Portland is facing what will likely be its most significant mayoral election in decades. Incumbent Mayor Ted Wheeler is running for a second term amid criticism from both the left and right over his handling of the city’s anti-racism protests. His main challenger is public-policy advisor and self-described “everyday anti-fascist” Sarah Iannarone, while anti-police brutality activist Teressa Raiford is running a robust write-in campaign. This will be the first in a series of three articles, each focusing on one of the three major candidates for mayor of Portland.

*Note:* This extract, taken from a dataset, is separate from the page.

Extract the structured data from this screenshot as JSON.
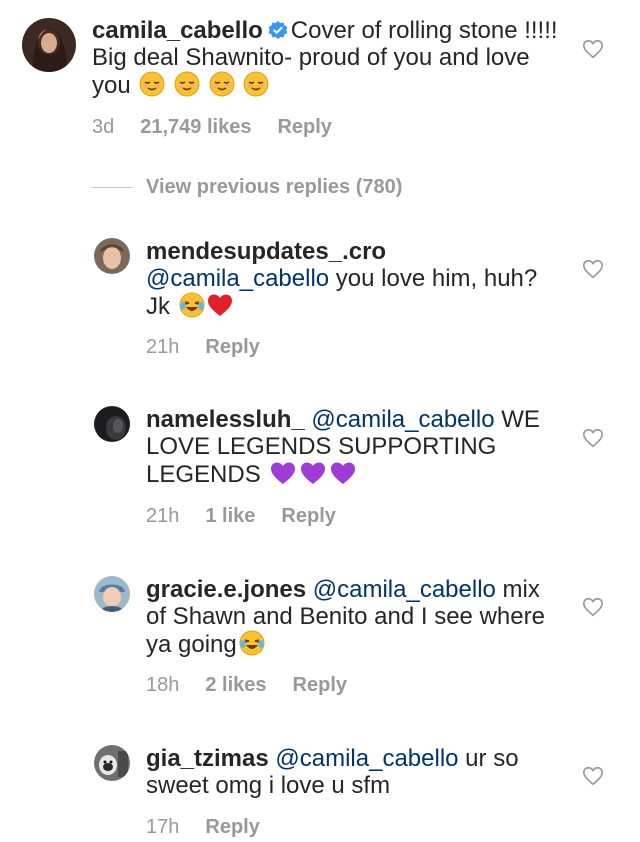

Iannarone, 47, is a single mother originally from a working-class upstate New York family and is running on an unabashedly progressive, grassroots platform. This is her second run for mayor, after an unsuccessful 2016 campaign in which she touted her urban-planning degree from Portland State University and advocated for sustainable land-use policies. Today, her campaign is markedly more focused on social justice. Iannarone has emphasized her front-and-center role in Portland’s protests, including participating in the “Wall of Moms,” a group of women who have formed a barrier between police and demonstrators at many of the protests. Her distinctive gray helmet, emblazoned with slogans including “A mayor’s place is with the people,” has been a common sight at dozens of Portland protests. The environment has also been a keystone issue in her campaign. Iannarone has emphasized the importance of the Green New Deal and intends for the entire city of Portland to reach net-zero emissions by 2030.

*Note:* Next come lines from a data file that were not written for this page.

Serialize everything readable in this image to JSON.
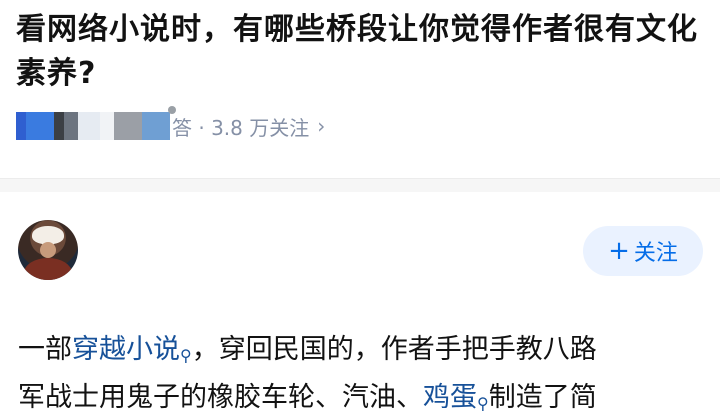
{
  "question": {
    "title": "看网络小说时，有哪些桥段让你觉得作者很有文化素养?",
    "meta_suffix": "答 · 3.8 万关注",
    "meta_chevron": "›",
    "pixel_colors": [
      "#2f5fd0",
      "#3a7be0",
      "#3b3f45",
      "#6c7480",
      "#e6ebf2",
      "#f1f3f6",
      "#9b9fa6",
      "#6f9fd3"
    ]
  },
  "answer": {
    "follow_label": "关注",
    "follow_plus": "+",
    "content": {
      "line1_pre": "一部",
      "link1": "穿越小说",
      "line1_post": "，穿回民国的，作者手把手教八路",
      "line2_pre": "军战士用鬼子的橡胶车轮、汽油、",
      "link2": "鸡蛋",
      "line2_post": "制造了简",
      "search_icon": "search-icon"
    },
    "accent_color": "#056de8"
  }
}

Her campaign did not respond to an interview request on why she would be the best candidate for Lewis & Clark students, but in her campaign, she has welcomed the contributions of youth activists. On her podcast #OurPortland, Iannarone has discussed youth leadership with Libra Forde, founder of the Portland-based nonprofit Self Enhancement, Inc., which aims to empower underserved youth.

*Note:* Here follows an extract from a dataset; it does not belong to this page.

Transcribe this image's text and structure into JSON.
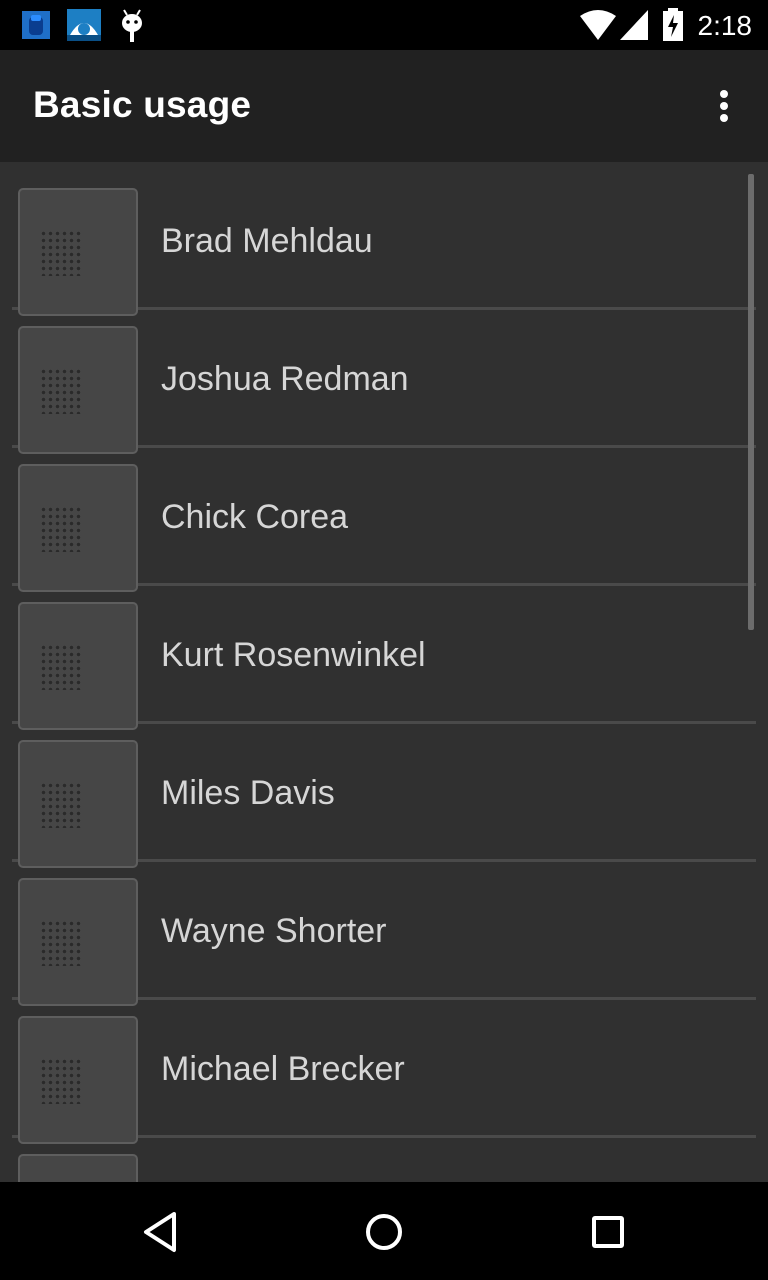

While Iannarone has long been involved in local activism, she has never held elected office. If elected, she would be Portland’s first mayor since Bud Clark, who was in office from 1985 to 1992, to have no previous political experience. However, she has had a visible public role in Portland for over a decade. In 2005, she formed a community organization in her neighborhood, Southeast Portland’s Mount Scott-Arleta, to redevelop an unused triangle of land into a miniature park, now known as the Arleta Triangle. In 2008, Iannarone co-founded First Stop, a nonprofit that ran tours of Portland for visiting dignitaries in order to show off Portland’s commitment to sustainable development and public transportation.
The Iannarone campaign has not been without its controversies. A complaint has been lodged with the state election division alleging that Iannarone intends to mislead voters by listing her education as “Ph.D. (A.B.D.)” on the November voters’ pamphlet. While A.B.D. stands for “all but dissertation,” (i.e. Iannarone did not fully complete a Ph.D., but did everything necessary to get one except for a dissertation) former Oregon Rep. Jules Bailey ’01, who made the complaint, says that most voters are unlikely to know what “A.B.D.” means and will assume that Iannarone has a Ph.D. when she does not.
Another controversy is far cruder. In 2010, local artist Brian Borrello, who worked with Iannarone on the Arleta Triangle project, filed a restraining order against her over a dispute in which, according to court documents, Iannarone graffitied an ejaculating penis on the door to Borrello’s workshop.
Iannarone has also gotten flak from figures including DHM Research’s Director of Client Relations & Political Research John Horvick, Portland Police Chief Chuck Lovell and KGW Anchor Laurel Porter for refusing to denounce the clashes with law enforcement, instead saying, “Peaceful protests, in my opinion, might not necessarily be moving the conversation forward.”
Data is fairly limited in regards to polls on this mayoral race. A poll done by North Carolina-based Public Policy Polling in June held that Iannarone and Wheeler were neck-and-neck, both receiving support from about one-third of Portland voters, while the remaining third either supported Raiford or were undecided. It is likely that the numbers have changed since June, but how much is unclear.
With a highly detailed list of policies, including everything from preventing right-wing militias from demonstrating in Portland to creating a city-owned bank, Iannarone has faced claims of being too ambitious. To this, she told Willamette Week, “If you don’t aim for things, you won’t accomplish them. And even if you fall short, you’ve achieved more than you would have otherwise.”